Şu an doğuda seyyidlikleri şecereyle sabit olan pek çok Kürd aileleleri bulunmaktadır ve kimse onlara siz Arapsınız, Kürd değilsiniz dememektedir. Aynen bu konuda, hususan bu vatanda saf bir ırk bulmak nerdeyse imkansız olduğuna işaretle Üstad şöyle der:
"Şu dünya yüzü, hususan şu memleketimiz, eski zamandan beri çok muhaceretlere ve tebeddülâta (göçlere ve değişikliklere) maruz olmakla beraber; merkez-i Hükûmet-i İslâmiye (Osmanlı Hilafeti) bu vatanda teşkil olduktan sonra, akvam-ı saireden (diğer kavimlerden) pervane gibi çokları içine atılıp, tavattun etmişler (vatan edinmişler). İşte bu halde Levh-i Mahfuz açılsa ancak hakikî unsurlar (ırklar) birbirinden tefrik edilebilir (ayırdedilebilir)." (26. Mektub)

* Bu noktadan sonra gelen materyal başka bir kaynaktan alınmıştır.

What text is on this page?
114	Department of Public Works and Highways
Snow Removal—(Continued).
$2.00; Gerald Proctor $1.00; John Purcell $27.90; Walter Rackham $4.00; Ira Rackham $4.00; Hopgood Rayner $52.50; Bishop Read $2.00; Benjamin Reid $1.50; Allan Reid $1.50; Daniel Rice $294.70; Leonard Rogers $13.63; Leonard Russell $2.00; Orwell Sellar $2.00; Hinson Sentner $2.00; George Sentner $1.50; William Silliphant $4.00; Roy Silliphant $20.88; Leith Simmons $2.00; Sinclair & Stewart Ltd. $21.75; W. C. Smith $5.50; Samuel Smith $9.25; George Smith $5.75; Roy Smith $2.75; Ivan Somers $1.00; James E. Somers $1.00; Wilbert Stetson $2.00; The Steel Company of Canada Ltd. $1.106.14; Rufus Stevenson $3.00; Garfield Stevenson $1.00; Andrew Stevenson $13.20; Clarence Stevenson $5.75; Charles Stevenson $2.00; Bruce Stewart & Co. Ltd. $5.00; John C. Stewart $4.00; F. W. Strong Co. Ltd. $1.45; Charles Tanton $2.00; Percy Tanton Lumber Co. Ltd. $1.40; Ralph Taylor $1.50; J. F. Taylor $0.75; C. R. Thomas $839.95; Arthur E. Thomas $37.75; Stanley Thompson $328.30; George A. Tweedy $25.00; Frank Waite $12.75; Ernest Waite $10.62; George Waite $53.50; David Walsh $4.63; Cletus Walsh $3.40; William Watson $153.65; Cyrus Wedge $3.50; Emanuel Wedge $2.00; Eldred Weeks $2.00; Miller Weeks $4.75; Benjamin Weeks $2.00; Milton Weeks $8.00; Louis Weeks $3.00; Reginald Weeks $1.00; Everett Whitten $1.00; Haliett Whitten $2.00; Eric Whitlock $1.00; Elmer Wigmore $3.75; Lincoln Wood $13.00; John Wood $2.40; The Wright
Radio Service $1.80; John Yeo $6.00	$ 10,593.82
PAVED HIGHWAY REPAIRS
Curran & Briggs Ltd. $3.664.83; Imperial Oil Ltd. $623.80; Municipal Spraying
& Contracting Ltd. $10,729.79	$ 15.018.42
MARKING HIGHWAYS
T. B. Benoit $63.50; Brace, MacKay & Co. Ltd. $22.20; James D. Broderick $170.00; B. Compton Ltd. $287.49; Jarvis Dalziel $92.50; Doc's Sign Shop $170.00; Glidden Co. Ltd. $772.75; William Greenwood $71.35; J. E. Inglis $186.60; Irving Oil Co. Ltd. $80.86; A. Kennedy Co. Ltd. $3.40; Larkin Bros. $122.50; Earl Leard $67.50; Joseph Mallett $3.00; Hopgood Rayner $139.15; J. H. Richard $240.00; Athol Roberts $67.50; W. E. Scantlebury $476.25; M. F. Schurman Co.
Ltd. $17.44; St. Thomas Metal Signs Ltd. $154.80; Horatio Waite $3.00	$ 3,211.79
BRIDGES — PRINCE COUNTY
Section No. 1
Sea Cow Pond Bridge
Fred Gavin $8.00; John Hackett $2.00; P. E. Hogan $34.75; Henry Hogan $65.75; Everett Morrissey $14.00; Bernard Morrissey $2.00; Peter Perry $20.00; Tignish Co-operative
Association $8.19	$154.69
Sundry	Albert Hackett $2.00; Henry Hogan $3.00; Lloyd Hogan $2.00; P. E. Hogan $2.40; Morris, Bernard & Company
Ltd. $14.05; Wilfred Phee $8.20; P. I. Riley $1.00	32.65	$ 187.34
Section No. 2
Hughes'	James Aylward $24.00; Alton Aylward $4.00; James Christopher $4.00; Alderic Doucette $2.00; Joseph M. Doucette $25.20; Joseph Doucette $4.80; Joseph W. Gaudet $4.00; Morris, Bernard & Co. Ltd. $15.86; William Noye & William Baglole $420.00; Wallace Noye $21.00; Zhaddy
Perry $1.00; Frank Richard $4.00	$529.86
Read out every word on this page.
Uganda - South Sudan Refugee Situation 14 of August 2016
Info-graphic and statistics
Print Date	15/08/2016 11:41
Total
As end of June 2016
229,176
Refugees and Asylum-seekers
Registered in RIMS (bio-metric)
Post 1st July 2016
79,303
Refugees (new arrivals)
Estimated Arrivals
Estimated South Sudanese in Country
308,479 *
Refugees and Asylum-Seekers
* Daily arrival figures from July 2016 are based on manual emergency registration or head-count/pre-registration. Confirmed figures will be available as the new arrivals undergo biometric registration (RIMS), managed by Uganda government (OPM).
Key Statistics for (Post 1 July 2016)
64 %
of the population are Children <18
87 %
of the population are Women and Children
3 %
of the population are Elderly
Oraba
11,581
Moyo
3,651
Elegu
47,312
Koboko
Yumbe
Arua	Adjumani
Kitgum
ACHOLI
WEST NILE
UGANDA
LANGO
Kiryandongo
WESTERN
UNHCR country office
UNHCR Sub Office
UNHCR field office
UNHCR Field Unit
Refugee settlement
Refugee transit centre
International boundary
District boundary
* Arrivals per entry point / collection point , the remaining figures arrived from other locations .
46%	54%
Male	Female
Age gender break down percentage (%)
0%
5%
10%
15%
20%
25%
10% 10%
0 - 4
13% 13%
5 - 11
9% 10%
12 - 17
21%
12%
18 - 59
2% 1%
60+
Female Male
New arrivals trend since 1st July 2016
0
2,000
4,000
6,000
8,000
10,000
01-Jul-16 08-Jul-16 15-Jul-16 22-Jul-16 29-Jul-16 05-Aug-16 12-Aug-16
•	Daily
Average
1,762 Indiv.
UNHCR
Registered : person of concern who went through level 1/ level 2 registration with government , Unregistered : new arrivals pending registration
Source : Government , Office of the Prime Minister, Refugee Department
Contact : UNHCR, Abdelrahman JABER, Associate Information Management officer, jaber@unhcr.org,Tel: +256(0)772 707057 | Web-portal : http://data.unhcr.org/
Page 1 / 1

Netice olarak Hazret-i Üstad -kendi ifalerine göre- hem seyyiddir, hem de Kürddür ve bunda garipsenecek bir durum yoktur. Üstelik bu durum ulemadan yalnız Bediüzzaman Hazretleri'ne mahsus bir durum da değildir. Evvelki asrın müceddidi olarak kabul edilen Mevlana Halid-i Bağdadî Hazretleri'nin Hazret-i Osman'ın neslinden geldiği Risale-i Nur'da geçtiği halde o da Kürd kavmine mensub büyük bir veli zattır. Hindli bir âlim olan İmam-ı Rabanî Hazretleri Hazret-i Ömer'in neslinden gelmekte, Mevlana Celaleddin-i Rûmî Hazretleri de Türk (bazı görüşlere göre Fars veya Tâcik) olduğu halde aslı Hazret-i Ebu Bekir'e dayanmaktadır. Bunun emsali çoktur ve asırlar içinde nesillerin birbirine karışmış olmasının fıtrî bir neticesidir.
Dinimiz bizlere bütün Müslümanların kardeş olduklarını, kavim ve kabile mensubiyetlerinin ise tanışmak ve yardımlaşmak için olup üstünlük veya zillet sebebi olmadığını, gerçek şeref ve faziletin Allah katındaki takvâ ile olduğunu Kur'ân-ı Kerîm lisanıyla bildirmektedir.